Нина включила свет в маленькой ванной. Умылась торопливо, снова посмотрелась в зеркало. Жуть! Хваленая кожа поблекла, подвяла. Под глазами — круги. Поспи-ка по четыре часа в сутки! В течение нескольких лет. Тут и Синди Кроуфорд в старуху Изергиль превратится.

— Ниночка! — Мать опасливо заглянула в ванную. — Ниночка, только не сердись!

— Ну? — Нина повернулась к матери. — Что стряслось?

— Нина, — вымолвила мать траурным тоном. — Телефон отключили. Даже не предупредили, скоты!

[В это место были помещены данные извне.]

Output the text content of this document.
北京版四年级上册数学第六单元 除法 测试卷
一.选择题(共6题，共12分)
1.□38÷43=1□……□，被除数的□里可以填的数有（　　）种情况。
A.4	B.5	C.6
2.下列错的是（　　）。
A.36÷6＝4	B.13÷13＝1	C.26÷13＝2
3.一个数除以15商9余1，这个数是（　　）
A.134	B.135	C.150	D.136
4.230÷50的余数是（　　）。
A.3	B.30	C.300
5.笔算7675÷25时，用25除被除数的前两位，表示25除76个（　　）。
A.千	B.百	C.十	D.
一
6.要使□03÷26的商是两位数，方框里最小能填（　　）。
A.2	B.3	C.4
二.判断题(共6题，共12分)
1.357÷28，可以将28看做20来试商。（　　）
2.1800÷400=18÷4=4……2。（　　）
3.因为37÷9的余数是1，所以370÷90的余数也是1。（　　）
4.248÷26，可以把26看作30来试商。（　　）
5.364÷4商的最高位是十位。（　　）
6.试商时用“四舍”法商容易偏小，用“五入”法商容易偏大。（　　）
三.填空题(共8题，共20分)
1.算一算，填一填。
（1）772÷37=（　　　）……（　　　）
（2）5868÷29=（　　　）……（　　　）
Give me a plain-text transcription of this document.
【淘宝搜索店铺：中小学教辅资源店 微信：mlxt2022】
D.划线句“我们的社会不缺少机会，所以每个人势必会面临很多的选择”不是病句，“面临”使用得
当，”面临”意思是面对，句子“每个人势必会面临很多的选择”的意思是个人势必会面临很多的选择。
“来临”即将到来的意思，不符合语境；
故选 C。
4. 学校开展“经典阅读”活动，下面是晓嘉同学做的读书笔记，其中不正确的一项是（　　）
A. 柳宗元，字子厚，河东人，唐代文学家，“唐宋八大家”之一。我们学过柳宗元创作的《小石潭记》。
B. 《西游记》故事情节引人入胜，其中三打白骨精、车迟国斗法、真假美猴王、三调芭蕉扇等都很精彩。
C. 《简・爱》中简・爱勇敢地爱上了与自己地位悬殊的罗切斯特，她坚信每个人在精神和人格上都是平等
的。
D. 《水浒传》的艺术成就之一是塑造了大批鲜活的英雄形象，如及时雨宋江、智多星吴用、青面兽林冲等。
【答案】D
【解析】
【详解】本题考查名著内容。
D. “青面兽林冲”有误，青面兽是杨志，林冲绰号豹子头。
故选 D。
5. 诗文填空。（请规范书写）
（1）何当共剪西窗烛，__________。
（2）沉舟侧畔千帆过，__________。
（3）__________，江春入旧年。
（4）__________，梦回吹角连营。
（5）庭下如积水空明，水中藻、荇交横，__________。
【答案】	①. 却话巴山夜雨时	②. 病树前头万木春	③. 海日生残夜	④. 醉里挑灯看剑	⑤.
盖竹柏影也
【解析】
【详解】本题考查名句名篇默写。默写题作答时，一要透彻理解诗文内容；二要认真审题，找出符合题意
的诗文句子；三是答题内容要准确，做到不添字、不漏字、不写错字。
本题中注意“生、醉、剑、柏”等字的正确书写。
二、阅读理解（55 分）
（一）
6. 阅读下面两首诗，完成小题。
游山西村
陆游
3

— Бо-оже! — Нина ринулась в кухню, в их тесную махонькую «хрущобную» кухню, где повернуться было негде. Сняла трубку с телефонного аппарата. Телефон был похож на инвалида трех войн, обмотан изолентой, как израненный вояка — бинтами. Нину подула в трубку, прислушалась — молчание. Глубокая контузия. Отключен.

— Это я виновата, — вздохнула мать с той же скорбной торжественностью. Старая лиса, она никогда ни перед кем не оправдывалась. Умела подать собственные прегрешения как деяния пусть не совсем достойные, но неизбежные, продиктованные суровой необходимостью. — Я не успела оплатить счет. Думала, дотяну до пенсии, заплачу из своих.

— Где он? — спросила Нина отрывисто. — Где счет?

— Вот. — Мать вынула из кармана фартука листочек. — Это я говорила с Винницей. И с Гродно.

Нина выдернула листок из старушечьей ладошки. Сто восемьдесят тысяч! Финита. Горели синим пламенем кроссовки для сына. Три месяца откладывала по сороковнику.

— Мама! — Нина в сердцах скомкала листок в руке и опустилась на стул у стола. Тут же опомнившись, расправила счет, разгладила его на кухонной клеенке. — Мама, когда это кончится все?! Опять звонила своим коммунарам?!

— Нина, седьмое — не за горами, — заметила мать со сдержанным пафосом.

— Какое седьмое? — устало переспросила Нина, глядя на телефонный счет. Это не счет, это публичное оглашение смертного приговора… «Казнить. Нельзя помиловать». Сто восемьдесят тысяч! Где она их возьмет? Где?!

— Как — «какое»? — возмутилась мать, ставя перед дочерью тарелку с супом. — Седьмое ноября, моя дорогая! Мы пикетируем мэрию. Потом колонной идем к Манежу. Да, я звонила в Винницу. И в Гродно. И в Свердловск. Оповещала товарищей по партии.

— Вот пусть они и оплачивают счет, твои товарищи по партии, черт их дери! — взорвалась Нина, отодвигая тарелку в сторону. — Пусть твой Зюганов платит!

— Не трогай Зюганова! — завопила мать, разом утратив хладнокровие. — Он святой человек, он мученик идеи! Он жизнь положил на алтарь…

— Ну, пусть еще сто восемьдесят штук туда кинет. — Нина резко поднялась из-за стола. — С него не убудет.

Мать молчала, казня ее взглядом. Мать у Нины была из породы вечных оппозиционерок. Едва ли не первое Нинино детское воспоминание: она, Нина, лежит поперек кровати в их коммунальной комнатке на Самотеке и, раскрыв журнал «Огонек» на развороте, пририсовывает усы и бороду какому-то круглоголовому крепышу в дурацкой шляпе с дырочками… И, помусолив химический карандаш, «вкладывает» в дядькину левую длань щегольскую трость. Как у франта из книжки с картинками. Из Андерсена, которого мать читала ей каждый вечер.